What are Random Forests?
Random Forests are a collection of many Classification and Regression Trees (CARTs) which in turn originate from a fairly basic management tool, decision trees. Decision trees have been commonly used in various industries to crystallise outcomes and their probabilities. Many of us use decision trees subconsciously, assessing the range of possibilities against how well it match our preferred outcome.

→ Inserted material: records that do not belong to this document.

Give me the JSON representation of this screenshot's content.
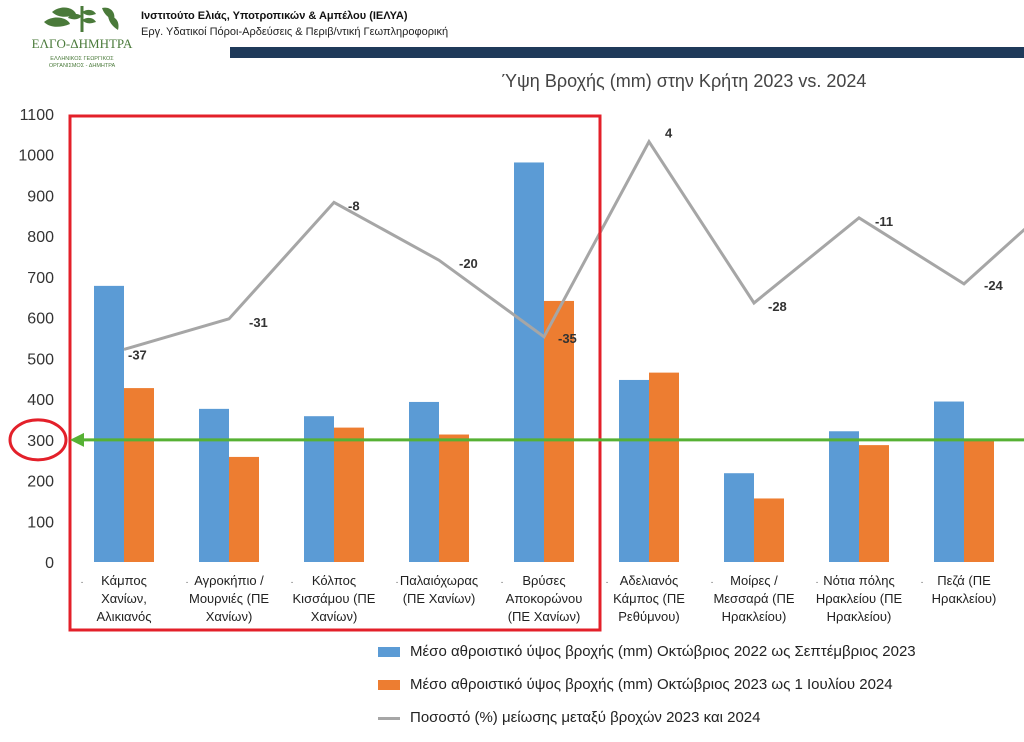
{
  "header": {
    "institute": "Ινστιτούτο Ελιάς, Υποτροπικών & Αμπέλου (ΙΕΛΥΑ)",
    "department": "Εργ. Υδατικοί Πόροι-Αρδεύσεις & Περιβ/ντική Γεωπληροφορική",
    "logo_text": "ΕΛΓΟ-ΔΗΜΗΤΡΑ",
    "logo_subtext": [
      "ΕΛΛΗΝΙΚΟΣ ΓΕΩΡΓΙΚΟΣ",
      "ΟΡΓΑΝΙΣΜΟΣ - ΔΗΜΗΤΡΑ"
    ]
  },
  "colors": {
    "series_2023": "#5b9bd5",
    "series_2024": "#ed7d31",
    "line": "#a6a6a6",
    "highlight_box": "#e3202a",
    "reference_line": "#56b134",
    "header_bar": "#1f3a5a"
  },
  "chart_data": {
    "type": "bar",
    "title": "Ύψη Βροχής (mm) στην Κρήτη 2023 vs. 2024",
    "ylim": [
      0,
      1100
    ],
    "yticks": [
      "0",
      "100",
      "200",
      "300",
      "400",
      "500",
      "600",
      "700",
      "800",
      "900",
      "1000",
      "1100"
    ],
    "categories": [
      [
        "Κάμπος",
        "Χανίων,",
        "Αλικιανός"
      ],
      [
        "Αγροκήπιο /",
        "Μουρνιές (ΠΕ",
        "Χανίων)"
      ],
      [
        "Κόλπος",
        "Κισσάμου (ΠΕ",
        "Χανίων)"
      ],
      [
        "Παλαιόχωρας",
        "(ΠΕ Χανίων)"
      ],
      [
        "Βρύσες",
        "Αποκορώνου",
        "(ΠΕ Χανίων)"
      ],
      [
        "Αδελιανός",
        "Κάμπος (ΠΕ",
        "Ρεθύμνου)"
      ],
      [
        "Μοίρες /",
        "Μεσσαρά (ΠΕ",
        "Ηρακλείου)"
      ],
      [
        "Νότια πόλης",
        "Ηρακλείου (ΠΕ",
        "Ηρακλείου)"
      ],
      [
        "Πεζά (ΠΕ",
        "Ηρακλείου)"
      ]
    ],
    "series": [
      {
        "name": "Μέσο αθροιστικό ύψος βροχής (mm) Οκτώβριος 2022 ως Σεπτέμβριος 2023",
        "type": "bar",
        "values": [
          678,
          376,
          358,
          393,
          981,
          447,
          218,
          321,
          394
        ]
      },
      {
        "name": "Μέσο αθροιστικό ύψος βροχής (mm)  Οκτώβριος 2023 ως 1 Ιουλίου 2024",
        "type": "bar",
        "values": [
          427,
          258,
          330,
          313,
          641,
          465,
          156,
          287,
          300
        ]
      },
      {
        "name": "Ποσοστό (%) μείωσης μεταξύ βροχών 2023 και 2024",
        "type": "line",
        "values": [
          -37,
          -31,
          -8,
          -20,
          -35,
          4,
          -28,
          -11,
          -24
        ],
        "labels": [
          "-37",
          "-31",
          "-8",
          "-20",
          "-35",
          "4",
          "-28",
          "-11",
          "-24"
        ],
        "plotted": [
          522,
          597,
          883,
          741,
          553,
          1032,
          636,
          845,
          683
        ]
      }
    ],
    "reference_line_value": 300,
    "highlight_categories": [
      0,
      1,
      2,
      3,
      4
    ],
    "legend": [
      "Μέσο αθροιστικό ύψος βροχής (mm) Οκτώβριος 2022 ως Σεπτέμβριος 2023",
      "Μέσο αθροιστικό ύψος βροχής (mm)  Οκτώβριος 2023 ως 1 Ιουλίου 2024",
      "Ποσοστό (%) μείωσης μεταξύ βροχών 2023 και 2024"
    ]
  }
}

Quantitative screens can quite easily be translated into a decision tree, for example, a simple value/quality quant screen can be represented by the following decision tree:
In a machine-learned classification tree, the split point and variable to use at each node is recursively determined by considering the training data, provided that all the training data has already been classified. For instance, if we would like to build a set of rules to determine whether stocks are likely to outperform or underperform in the next quarter, we can use historical quarterly returns and classify stocks based on their performance against a benchmark, using their market cap, dividend yield, PE and RoE ratios as in the example above.
The CART algorithm will determine the set of cut-off points and variables that would be able to classify the training data and if allowed to grow very deep and complex trees, the resultant classification tree would be able to perfectly map the input data to the known classification. This set of rules, which could use the same variables multiple times with different split points, could then be used to classify stocks not included in the training data set.
The problem is that very complex and deep trees are likely to overfit the training data: it might be able to perfectly classify stocks in the training data set but perform poorly or even completely fail when used on new data.
Random Forests: Providing the consensus view
Breiman (2000) introduced Random Forests as one alternative of overcoming overtraining. Instead of using the entire training data set to build one tree, Breiman argued that building many decision trees on subsets of the training data set and then taking the centre of gravity of all the trees to determine the final classification would be more robust to overtraining. In particular, he argued that randomly selecting a subset of the observations (i.e. stocks in our example) as well as randomly selecting a subset of the variables (i.e. market cap, dividend yield, PE and RoE) would provide one possible outcome of a random tree. Repeating this random selection and growing a classification tree each time, with each tree providing a classification for all the observations in its subset, the consensus view of all the trees in the forest can be determined that should be more reliable and robust than building only one tree on all the data.
A short note on cross-validation
There are many factors that could determine the success of a random forest:
- How many trees should be in the forest?
- How many variables should be included in a subset each time?
- How many observations should be included in a subset each time?
- How deep should the tree be grown?
- How many observations should be left in a leaf?
The answers could be determined using a standard machine learning method called cross-validation. In cross-validation, the best set of parameters can be determined by holding out (yet another) part of the sample and training the Random Forest using a particular set of parameters. That set of parameters that provided the best accuracy when testing on the hold out sample is then used in the final Random Forests, which is trained on all the data.
However, normal cross-validation assumes that the observations are independent. However, in financial application, the observations are rarely independent: the return of a stock in this quarter could depend on the return of the stock last quarter (negatively or positively). It is therefore important to use time-series cross-validation when determining the optimal parameters for machine learning.